ACEnetica

Discussion about the use of self-organisation for automatically "programming" networks of processing nodes.

Tuesday, October 18, 2005

One face, one neuron

This month in Scientific American there is a News Scan article entitled One Face, One Neuron, which describes some interesting results (observed in several experimental subjects) in which there was a strong response by a single neuron to fairly abstract concepts. That is to say, when an experimental subject was shown various different things that were related to the same abstract concept, the same neuron fired in each case. It wasn't clear from the article what the rest of the neurons were doing, but there are rather a lot of them so it isn't possible to measure them all.

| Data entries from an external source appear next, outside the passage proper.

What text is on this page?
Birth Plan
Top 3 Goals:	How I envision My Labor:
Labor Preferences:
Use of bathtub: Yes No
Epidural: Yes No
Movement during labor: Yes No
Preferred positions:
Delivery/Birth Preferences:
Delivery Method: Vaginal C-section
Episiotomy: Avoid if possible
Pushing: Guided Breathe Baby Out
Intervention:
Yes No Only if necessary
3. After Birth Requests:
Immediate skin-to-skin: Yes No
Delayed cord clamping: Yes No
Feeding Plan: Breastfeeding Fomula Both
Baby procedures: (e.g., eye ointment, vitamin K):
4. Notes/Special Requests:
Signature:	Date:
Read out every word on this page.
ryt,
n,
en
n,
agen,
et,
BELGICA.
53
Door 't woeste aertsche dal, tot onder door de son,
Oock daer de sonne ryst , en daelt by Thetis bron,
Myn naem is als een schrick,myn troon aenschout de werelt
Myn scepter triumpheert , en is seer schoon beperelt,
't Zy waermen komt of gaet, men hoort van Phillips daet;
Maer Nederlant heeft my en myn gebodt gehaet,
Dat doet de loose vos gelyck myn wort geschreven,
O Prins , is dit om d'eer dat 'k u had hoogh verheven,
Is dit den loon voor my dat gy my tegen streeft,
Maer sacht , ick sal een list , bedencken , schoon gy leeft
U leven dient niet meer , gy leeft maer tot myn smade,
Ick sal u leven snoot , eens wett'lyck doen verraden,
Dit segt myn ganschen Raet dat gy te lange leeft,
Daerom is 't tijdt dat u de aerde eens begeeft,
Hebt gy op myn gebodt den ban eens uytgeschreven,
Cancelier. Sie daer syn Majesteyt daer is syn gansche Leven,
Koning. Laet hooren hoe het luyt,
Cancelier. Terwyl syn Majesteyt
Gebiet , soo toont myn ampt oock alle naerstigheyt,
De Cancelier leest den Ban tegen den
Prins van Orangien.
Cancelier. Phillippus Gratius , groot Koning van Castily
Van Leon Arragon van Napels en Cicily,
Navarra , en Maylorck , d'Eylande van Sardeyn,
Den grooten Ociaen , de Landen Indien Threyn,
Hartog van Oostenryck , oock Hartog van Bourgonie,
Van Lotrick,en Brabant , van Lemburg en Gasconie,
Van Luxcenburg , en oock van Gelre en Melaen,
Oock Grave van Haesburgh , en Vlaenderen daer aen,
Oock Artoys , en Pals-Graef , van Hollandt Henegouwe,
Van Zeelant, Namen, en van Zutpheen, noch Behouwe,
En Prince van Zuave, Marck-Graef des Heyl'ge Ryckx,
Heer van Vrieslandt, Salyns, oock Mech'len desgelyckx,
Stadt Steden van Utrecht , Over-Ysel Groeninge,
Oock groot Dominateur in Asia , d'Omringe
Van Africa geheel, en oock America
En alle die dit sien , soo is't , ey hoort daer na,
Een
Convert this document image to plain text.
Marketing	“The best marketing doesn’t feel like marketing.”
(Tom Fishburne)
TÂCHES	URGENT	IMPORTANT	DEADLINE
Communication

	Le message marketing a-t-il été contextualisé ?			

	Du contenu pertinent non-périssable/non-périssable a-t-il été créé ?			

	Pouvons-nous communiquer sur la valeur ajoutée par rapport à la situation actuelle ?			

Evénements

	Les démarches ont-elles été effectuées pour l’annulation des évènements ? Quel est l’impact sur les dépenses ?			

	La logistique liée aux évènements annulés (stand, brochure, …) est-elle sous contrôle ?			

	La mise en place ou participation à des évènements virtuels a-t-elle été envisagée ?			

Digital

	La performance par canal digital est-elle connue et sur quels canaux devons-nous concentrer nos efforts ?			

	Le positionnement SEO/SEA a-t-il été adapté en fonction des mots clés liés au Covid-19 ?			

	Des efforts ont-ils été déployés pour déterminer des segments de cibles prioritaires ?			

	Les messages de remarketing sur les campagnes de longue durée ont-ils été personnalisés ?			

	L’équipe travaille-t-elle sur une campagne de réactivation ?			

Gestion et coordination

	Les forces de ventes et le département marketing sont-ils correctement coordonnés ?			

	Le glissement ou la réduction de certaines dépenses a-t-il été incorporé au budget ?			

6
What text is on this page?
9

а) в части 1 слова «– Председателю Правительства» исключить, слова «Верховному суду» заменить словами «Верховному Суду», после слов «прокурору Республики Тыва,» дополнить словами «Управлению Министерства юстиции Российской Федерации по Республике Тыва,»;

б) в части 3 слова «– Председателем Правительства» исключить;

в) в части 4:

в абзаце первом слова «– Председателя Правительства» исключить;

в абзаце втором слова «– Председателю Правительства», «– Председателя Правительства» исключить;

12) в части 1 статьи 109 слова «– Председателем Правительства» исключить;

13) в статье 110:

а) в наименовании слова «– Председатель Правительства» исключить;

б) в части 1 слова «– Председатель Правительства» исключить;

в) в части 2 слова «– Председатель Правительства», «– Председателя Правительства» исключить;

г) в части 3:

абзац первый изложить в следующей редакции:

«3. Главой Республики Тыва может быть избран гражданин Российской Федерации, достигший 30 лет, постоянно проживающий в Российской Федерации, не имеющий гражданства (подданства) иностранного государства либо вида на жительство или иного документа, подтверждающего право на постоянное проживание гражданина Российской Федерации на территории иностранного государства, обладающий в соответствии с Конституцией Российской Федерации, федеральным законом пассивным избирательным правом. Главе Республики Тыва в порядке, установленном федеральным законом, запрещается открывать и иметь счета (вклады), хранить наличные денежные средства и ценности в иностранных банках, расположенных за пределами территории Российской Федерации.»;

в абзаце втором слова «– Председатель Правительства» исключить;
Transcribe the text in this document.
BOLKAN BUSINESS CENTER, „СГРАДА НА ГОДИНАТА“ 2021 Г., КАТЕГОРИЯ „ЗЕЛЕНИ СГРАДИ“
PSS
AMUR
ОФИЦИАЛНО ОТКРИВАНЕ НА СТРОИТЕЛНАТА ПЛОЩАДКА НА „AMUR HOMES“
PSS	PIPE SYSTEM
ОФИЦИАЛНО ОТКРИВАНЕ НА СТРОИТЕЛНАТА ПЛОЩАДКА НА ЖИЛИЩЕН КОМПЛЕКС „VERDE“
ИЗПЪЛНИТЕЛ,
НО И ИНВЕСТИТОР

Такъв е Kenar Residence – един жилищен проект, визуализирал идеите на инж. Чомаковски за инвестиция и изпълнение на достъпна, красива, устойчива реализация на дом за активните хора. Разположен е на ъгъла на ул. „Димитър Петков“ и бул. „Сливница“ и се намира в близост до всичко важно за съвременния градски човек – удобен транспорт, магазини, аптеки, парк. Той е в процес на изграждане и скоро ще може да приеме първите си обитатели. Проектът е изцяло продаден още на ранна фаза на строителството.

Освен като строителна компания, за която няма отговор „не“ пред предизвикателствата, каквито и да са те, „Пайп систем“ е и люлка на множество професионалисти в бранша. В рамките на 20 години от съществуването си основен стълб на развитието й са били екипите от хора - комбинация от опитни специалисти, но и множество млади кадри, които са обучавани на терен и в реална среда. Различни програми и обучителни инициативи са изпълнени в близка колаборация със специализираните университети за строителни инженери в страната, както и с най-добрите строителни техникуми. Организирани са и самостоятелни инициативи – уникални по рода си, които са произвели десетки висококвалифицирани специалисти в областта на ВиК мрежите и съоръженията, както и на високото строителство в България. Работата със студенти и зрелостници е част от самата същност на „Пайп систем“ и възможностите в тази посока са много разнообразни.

This observation is really significant, because it means that the brain is mapping a highly variable input onto an invariant response (at least, as far as one of the neurons is concerned), in which a single neuron fires reliably in response to a whole range of inputs. No doubt the neural dynamics that leads to this invariant mapping involves many neurons recurrently interacting with each other, with the net effect being the observed firing behaviour of the single neuron.

How is it that the neural dynamics in the brain can self-organise so that it creates these invariant mappings? Presumably they are something like fixed points (or limit cycles) of the dynamics. What properties of the external input are preserved at the output end of these mappings? In other words, what is the neural code used by the brain? Are the same properties of the external input preserved by different brains? If they are, presumably the detailed mappings are different in different brains. How much can the external input be varied whilst still being mapped to the same output? Is a few vague clues in the external input enough for the recurrent neural dynamics to home in on the appropriate output?

It would be really useful to have a general theory of such self-organising mappings in recurrent networks, wouldn't it?